For the Indian planners, the Pakistan army too must appear to be on the back foot from the purely military viewpoint. Some of its elite units, formerly deployed on the eastern border, are battling the Taliban. Its inventory of certain kinds of weapons (and that of the Pakistan Air Force) must be severely depleted and in need of urgent replenishment. The troops involved in the battles may have become tough and battle-hardened, but they can also be prey to war-weariness, a most debilitating condition.

The wartime British Prime Minister Winston Churchill once declared in Parliament that if ‘Hitler invaded Hell, I would be obliged to put in a good word for the Devil in the House of Commons!’

For us, China of course holds the key, and it will have to play a much more proactive role in the sub-continent, perhaps even some sort of an ‘umbrella’ pact with Pakistan, similar to the Twenty Years Treaty of Peace and Friendship (!) between Moscow and New Delhi signed before the 1971 war.

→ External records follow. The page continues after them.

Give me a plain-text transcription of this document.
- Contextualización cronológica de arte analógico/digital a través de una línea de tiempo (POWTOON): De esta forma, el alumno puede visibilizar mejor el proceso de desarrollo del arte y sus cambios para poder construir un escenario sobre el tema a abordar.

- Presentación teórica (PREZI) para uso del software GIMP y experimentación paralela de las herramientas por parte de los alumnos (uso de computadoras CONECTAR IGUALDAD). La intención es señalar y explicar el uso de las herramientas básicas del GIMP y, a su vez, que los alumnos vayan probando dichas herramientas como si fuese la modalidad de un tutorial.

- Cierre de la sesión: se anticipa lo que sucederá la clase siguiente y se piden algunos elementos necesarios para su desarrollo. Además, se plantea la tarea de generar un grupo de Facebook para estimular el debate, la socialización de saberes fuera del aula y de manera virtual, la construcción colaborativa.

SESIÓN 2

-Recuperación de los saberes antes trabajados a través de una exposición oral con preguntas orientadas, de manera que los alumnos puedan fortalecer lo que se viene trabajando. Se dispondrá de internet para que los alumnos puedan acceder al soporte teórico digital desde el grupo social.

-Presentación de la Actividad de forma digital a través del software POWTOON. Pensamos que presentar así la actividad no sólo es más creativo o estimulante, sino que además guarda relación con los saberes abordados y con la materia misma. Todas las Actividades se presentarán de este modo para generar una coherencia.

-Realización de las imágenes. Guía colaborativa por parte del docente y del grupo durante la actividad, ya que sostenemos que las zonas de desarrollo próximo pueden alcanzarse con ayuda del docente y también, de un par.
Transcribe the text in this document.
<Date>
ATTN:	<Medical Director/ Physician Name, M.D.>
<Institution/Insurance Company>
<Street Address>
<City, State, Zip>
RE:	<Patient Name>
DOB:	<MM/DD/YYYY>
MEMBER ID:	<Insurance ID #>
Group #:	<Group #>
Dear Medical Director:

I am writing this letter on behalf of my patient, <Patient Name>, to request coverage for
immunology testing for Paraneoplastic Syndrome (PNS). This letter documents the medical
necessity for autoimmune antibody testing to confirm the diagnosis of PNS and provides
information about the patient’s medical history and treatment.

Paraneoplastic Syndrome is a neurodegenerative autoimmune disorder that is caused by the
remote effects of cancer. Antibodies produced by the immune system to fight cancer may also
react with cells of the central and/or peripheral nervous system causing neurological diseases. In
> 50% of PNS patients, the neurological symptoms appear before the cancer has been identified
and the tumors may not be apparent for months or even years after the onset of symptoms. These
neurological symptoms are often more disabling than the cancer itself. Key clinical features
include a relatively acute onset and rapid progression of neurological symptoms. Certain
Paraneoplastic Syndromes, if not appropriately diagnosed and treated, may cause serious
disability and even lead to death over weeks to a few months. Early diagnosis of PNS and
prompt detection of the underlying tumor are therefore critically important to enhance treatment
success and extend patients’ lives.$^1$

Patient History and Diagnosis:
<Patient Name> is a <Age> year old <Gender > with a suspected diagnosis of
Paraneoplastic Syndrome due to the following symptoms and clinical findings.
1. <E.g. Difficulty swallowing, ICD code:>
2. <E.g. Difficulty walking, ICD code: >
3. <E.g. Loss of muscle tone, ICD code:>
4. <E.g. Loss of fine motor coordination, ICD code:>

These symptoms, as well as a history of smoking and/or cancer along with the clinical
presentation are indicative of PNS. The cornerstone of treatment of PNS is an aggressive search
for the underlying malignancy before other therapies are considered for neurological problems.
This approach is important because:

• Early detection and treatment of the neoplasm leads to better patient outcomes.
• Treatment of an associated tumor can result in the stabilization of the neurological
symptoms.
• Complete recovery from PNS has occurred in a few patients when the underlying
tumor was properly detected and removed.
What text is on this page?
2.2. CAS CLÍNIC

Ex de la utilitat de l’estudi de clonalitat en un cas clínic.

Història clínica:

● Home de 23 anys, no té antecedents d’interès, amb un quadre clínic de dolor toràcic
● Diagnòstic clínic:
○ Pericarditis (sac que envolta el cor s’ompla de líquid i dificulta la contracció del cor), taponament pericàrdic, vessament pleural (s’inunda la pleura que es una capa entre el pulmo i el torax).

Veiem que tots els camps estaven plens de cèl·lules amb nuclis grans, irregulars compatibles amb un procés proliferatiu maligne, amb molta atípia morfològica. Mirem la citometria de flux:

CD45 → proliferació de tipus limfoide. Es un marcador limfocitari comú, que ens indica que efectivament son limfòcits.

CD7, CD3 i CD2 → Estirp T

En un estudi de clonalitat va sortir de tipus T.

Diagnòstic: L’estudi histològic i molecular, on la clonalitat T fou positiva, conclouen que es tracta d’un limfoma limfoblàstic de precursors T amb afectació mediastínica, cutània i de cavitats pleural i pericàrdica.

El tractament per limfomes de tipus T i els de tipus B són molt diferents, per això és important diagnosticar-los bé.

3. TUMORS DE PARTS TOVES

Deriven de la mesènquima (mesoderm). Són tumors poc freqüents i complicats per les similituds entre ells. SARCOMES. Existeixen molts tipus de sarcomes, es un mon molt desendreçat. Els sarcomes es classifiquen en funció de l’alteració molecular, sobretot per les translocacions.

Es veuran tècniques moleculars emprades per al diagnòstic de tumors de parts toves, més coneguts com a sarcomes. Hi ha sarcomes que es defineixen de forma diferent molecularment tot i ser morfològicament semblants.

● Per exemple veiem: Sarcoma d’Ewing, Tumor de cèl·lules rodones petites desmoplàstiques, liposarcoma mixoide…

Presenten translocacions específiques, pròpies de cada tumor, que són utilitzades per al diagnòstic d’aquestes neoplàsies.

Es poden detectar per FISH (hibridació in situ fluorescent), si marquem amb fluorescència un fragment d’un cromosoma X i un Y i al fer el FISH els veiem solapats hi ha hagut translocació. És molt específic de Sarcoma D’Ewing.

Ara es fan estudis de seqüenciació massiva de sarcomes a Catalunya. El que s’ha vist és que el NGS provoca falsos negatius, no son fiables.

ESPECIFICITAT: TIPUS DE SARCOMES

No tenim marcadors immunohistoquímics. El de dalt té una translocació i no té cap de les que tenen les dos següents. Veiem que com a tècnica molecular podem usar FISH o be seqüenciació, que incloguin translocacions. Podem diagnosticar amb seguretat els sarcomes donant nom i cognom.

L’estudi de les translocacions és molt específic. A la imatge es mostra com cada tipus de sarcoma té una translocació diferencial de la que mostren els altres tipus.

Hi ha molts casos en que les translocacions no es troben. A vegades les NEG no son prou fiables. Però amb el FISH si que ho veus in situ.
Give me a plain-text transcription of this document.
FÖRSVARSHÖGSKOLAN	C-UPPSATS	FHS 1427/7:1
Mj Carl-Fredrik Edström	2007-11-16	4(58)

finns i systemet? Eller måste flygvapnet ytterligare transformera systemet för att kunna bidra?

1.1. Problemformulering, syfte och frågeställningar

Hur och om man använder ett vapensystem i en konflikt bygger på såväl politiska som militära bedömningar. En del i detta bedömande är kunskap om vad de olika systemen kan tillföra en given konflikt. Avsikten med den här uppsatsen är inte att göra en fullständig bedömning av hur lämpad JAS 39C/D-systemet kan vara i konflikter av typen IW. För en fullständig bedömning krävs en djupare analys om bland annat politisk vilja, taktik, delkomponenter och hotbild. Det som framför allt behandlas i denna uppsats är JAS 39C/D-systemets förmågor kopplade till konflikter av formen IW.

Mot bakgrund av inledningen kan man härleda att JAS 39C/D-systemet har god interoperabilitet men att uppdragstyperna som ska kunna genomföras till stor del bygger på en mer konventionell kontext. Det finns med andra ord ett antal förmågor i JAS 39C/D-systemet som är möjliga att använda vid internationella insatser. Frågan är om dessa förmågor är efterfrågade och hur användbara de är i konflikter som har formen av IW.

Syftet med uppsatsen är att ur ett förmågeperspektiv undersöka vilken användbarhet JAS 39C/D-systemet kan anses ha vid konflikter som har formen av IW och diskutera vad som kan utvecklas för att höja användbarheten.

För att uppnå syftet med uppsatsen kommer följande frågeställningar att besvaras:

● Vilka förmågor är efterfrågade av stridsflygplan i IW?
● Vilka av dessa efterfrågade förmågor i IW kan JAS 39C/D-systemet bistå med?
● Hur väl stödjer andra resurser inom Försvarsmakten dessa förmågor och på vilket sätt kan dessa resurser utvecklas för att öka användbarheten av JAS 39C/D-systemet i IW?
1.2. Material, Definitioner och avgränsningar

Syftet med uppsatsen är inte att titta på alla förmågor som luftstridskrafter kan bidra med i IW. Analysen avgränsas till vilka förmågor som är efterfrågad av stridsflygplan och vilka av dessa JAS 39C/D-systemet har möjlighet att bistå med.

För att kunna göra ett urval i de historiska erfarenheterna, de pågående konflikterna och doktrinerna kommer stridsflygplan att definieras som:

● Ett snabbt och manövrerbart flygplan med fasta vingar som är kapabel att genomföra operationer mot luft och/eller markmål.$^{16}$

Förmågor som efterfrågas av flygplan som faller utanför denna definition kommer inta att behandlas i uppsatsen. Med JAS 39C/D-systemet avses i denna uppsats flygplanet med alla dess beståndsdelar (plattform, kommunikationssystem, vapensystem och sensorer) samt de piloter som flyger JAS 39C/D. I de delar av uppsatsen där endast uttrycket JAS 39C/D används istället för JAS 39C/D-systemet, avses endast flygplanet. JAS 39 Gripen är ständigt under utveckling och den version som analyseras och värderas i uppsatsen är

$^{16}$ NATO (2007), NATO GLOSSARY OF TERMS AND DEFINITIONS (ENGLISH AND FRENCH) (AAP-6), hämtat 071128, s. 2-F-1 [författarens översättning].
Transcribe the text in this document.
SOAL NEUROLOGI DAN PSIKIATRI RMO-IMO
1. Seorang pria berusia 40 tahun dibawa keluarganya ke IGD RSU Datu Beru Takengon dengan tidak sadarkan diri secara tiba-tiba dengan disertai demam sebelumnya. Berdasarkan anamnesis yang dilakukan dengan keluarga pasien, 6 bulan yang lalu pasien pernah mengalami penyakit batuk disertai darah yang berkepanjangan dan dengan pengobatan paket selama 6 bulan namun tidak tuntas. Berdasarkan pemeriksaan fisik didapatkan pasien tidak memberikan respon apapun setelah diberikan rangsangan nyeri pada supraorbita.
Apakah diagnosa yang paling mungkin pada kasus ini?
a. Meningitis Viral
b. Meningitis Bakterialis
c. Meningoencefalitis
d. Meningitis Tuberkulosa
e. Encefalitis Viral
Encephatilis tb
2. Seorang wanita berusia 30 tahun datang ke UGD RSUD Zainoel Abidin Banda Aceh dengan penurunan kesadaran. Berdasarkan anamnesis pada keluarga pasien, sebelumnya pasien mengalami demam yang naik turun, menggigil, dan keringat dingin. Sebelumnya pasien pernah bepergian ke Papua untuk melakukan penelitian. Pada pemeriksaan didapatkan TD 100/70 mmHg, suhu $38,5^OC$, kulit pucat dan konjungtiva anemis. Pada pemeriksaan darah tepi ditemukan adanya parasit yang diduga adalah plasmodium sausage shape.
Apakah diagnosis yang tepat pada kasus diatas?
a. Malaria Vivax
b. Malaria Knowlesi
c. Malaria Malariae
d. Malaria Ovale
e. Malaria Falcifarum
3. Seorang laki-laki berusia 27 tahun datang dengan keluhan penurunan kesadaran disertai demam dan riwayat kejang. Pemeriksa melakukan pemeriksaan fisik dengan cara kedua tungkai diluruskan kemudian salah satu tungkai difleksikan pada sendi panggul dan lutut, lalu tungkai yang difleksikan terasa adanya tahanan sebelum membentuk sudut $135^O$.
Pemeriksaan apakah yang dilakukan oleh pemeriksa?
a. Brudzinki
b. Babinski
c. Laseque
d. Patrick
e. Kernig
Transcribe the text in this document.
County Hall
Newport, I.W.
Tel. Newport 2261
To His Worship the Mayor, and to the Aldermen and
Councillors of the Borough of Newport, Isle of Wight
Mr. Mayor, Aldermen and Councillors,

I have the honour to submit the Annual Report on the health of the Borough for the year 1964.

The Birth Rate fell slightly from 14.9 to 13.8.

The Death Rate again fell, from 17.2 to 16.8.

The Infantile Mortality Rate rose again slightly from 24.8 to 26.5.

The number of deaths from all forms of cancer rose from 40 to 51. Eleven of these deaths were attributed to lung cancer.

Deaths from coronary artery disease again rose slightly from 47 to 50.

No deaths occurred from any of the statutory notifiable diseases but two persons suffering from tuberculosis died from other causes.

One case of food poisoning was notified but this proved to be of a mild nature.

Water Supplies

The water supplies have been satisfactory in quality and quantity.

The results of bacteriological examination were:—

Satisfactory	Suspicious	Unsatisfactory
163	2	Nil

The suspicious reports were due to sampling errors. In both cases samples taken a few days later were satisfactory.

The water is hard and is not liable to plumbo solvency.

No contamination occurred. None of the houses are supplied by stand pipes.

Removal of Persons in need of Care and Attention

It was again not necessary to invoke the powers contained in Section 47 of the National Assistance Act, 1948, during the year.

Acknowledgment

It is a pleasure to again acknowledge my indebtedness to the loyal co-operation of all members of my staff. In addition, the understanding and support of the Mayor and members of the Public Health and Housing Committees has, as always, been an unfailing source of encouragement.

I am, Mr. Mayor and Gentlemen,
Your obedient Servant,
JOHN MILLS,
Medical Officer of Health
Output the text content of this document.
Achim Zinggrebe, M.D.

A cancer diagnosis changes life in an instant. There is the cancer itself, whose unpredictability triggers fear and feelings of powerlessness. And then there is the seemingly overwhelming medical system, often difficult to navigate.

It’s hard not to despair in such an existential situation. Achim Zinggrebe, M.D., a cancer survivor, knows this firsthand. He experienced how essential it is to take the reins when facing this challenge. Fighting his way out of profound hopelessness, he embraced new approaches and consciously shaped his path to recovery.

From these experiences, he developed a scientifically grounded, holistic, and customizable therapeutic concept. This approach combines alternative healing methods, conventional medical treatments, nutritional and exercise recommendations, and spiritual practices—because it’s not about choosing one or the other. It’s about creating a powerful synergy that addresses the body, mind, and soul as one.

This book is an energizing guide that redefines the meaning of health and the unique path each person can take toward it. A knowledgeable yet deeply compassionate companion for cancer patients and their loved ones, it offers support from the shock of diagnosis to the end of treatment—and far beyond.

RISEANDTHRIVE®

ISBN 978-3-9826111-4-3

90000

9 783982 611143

This was no less an opportunistic ‘devil’s alliance’ than the notorious Nazi-Soviet (or Molotov-Ribbentrop or Hitler-Stalin) Pact of August 1939 which paved the way for the joint invasion and break-up of Poland and started World War II. One observer famously said of the Pact that ‘it turned all our –isms (he meant the basic enmities existing between communism, capitalism, Marxism, fascism, Nazism, Socialism, totalitarianism) into –wasms’. But the Pact did provide the weaker Soviet Union with two valuable years in which to build up its military strength for the inevitable showdown to come.

Pakistan also desperately needs to spring a diplomatic surprise or rather shock on our nemesis which would send him reeling. The wartime British Prime Minister Winston Churchill once declared in Parliament that if ‘Hitler invaded Hell, I would be obliged to put in a good word for the Devil in the House of Commons!’ Such an ‘inventive’ cynical opportunism (or pragmatism) is the mother of survival, and essential if we are to escape the real and present existential dangers. So, it is now or never for China to come to the aid of the party, in a big way, diplomatically, economically, and militarily, the latter perhaps by an arrangement of the Lend-Lease type.

Considering our continued deficiencies in the leadership department, what should be the ideal credentials of any future national politician? First of all, he should be an only child, belong to any caste/race except Kashmiri and preferably also be a vegetarian. The last two somewhat conflicting qualities would silence all the culinary rumours and ensure clear headedness in affairs of state by way of a simple diet, while the first requirement would do away with the nepotism scandals invariably associated with an extended First Family. Finally, the offspring should be of a shy, retiring and private disposition, instinctively inclined towards painting and the fine arts rather than considering themselves as divinely anointed dynastic heir-apparents in the family political-business profession.